What Love Comes To
New & Selected Poems
Ruth Stone, born in Virginia in 1915, has published thirteen collections of poems. Winner of the National Book Award, the Wallace Stevens Award, the National Book Critics Circle Award, a Whiting Award, and two Guggenheim Fellowships, she now lives in Vermont and has been poet laureate of that state.
“I decided very early not to write like other people,” Stone has said. What Love Comes To: New & Selected Poems offers evidence, as well as a chance at last—guided by poet Sharon Olds’ personal and perceptive introduction—to spread out the map to see where the entire career, the life, has traveled. Selections from Stone’s first book, In An Iridescent Time (1959), published after her husband’s suicide that year, begin her many poems of loss, some of the most astute and passionate in our language. The poems gather pain into the plainest of lines. The poem, “Loss,” from Cheap: New Poems & Ballads ends:
It all remained the same.
It was not even a painting.
It was objects in space without any aura. No meaning attached.

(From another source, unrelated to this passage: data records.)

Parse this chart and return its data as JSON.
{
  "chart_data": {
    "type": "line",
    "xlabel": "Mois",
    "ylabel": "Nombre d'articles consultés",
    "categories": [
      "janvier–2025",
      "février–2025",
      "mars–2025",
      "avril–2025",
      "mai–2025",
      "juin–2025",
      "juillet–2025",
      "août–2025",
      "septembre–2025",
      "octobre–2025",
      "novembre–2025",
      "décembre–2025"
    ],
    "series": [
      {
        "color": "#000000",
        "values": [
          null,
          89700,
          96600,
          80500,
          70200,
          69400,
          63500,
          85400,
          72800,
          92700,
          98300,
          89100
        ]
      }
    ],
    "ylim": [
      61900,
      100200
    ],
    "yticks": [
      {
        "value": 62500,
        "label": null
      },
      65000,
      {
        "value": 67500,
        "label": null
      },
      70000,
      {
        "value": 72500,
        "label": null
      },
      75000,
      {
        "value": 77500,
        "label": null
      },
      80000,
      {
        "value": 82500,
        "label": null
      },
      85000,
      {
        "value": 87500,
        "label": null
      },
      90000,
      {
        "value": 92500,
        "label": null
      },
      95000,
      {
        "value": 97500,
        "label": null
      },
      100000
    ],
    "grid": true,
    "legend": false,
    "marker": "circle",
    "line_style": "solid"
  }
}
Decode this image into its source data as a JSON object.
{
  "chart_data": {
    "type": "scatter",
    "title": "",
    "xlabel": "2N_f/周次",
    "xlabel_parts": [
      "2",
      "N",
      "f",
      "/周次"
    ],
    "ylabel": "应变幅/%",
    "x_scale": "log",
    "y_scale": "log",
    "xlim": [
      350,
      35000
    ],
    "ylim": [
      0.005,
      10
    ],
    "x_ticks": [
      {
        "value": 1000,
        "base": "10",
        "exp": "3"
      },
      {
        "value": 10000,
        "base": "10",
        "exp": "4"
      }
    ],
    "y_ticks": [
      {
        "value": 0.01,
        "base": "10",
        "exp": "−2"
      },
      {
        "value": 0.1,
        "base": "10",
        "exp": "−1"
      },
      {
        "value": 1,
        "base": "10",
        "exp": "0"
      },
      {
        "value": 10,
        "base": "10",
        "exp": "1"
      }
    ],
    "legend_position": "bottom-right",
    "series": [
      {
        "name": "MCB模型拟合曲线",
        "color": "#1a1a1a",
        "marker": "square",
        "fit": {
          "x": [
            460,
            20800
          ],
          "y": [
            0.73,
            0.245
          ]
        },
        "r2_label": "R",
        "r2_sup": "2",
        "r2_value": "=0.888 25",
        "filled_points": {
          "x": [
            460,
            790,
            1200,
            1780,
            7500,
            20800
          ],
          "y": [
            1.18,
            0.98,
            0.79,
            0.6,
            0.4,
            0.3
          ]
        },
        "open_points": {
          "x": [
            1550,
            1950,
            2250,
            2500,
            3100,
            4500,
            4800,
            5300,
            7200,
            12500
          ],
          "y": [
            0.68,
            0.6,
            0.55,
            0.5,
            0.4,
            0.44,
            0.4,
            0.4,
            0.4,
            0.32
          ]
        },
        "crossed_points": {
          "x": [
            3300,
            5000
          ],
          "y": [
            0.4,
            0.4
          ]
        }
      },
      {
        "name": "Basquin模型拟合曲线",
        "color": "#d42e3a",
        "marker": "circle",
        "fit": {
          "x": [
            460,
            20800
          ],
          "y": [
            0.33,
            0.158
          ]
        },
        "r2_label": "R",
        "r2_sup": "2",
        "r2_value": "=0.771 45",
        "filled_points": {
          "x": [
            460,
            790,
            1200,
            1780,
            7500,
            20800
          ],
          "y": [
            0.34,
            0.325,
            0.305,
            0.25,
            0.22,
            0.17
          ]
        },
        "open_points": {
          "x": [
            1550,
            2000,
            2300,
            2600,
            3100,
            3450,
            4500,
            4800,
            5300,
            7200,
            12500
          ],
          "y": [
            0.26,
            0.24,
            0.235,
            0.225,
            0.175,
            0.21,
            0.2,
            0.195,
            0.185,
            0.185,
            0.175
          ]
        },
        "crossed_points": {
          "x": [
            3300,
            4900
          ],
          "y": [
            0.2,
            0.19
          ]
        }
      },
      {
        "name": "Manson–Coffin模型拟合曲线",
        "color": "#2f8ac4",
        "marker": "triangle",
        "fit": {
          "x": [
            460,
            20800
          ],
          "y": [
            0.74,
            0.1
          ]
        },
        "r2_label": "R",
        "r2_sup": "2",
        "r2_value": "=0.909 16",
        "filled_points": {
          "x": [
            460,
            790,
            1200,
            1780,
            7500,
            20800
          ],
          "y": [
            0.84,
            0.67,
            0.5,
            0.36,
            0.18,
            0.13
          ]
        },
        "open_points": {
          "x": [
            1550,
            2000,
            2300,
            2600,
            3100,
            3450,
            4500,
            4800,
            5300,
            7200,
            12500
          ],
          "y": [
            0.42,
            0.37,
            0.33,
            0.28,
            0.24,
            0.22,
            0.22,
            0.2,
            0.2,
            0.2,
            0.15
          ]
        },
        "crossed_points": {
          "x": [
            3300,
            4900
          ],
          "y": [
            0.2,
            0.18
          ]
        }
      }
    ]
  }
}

Their very existence was a burden to me.
And I would go back to my bed whimpering.
The numbered sequence from Who Is the Widow’s Muse (1991), nineteen sections of which are included in this selection, is a gorgeous depiction of the evolution of sorrow, each jewel-sharp, containing not a grain of self-pity. Stone continues to locate a universal human longing in her particular loss, but it would be a mistake to think of her as a sad poet. “See what you miss by being dead?” she ends one poem. Her sense of humor, as well as her subjects, range from planning an entire life out of the indications of a glass of iced ginger ale (“How to Catch Aunt Harriet”), to life studies such as “Certainly Not,” about a fat man across the bus seat, and “The Sun With Mr. Parker’s Help,” about the cleaning man in a large apartment building. Stone is seldom political, but her poems are sharply ironic. “Sin,” about a Harvard student who couldn’t admit he’s gay, ends with “And speaking of real sin, / we had just dropped / that bomb on Japan.”
Stone has said she loved fairy tales as a child. Indeed, there is a fairy-tale, a child’s voice, in even the most wry and mature poems, and it is that quality that carries so much clarity, strangeness, and energy. The lines are seldom enjambed; there is no obvious effort to be metaphorical. The poems present what they present; the accumulation of them becomes one voice that is its own passionate meaning.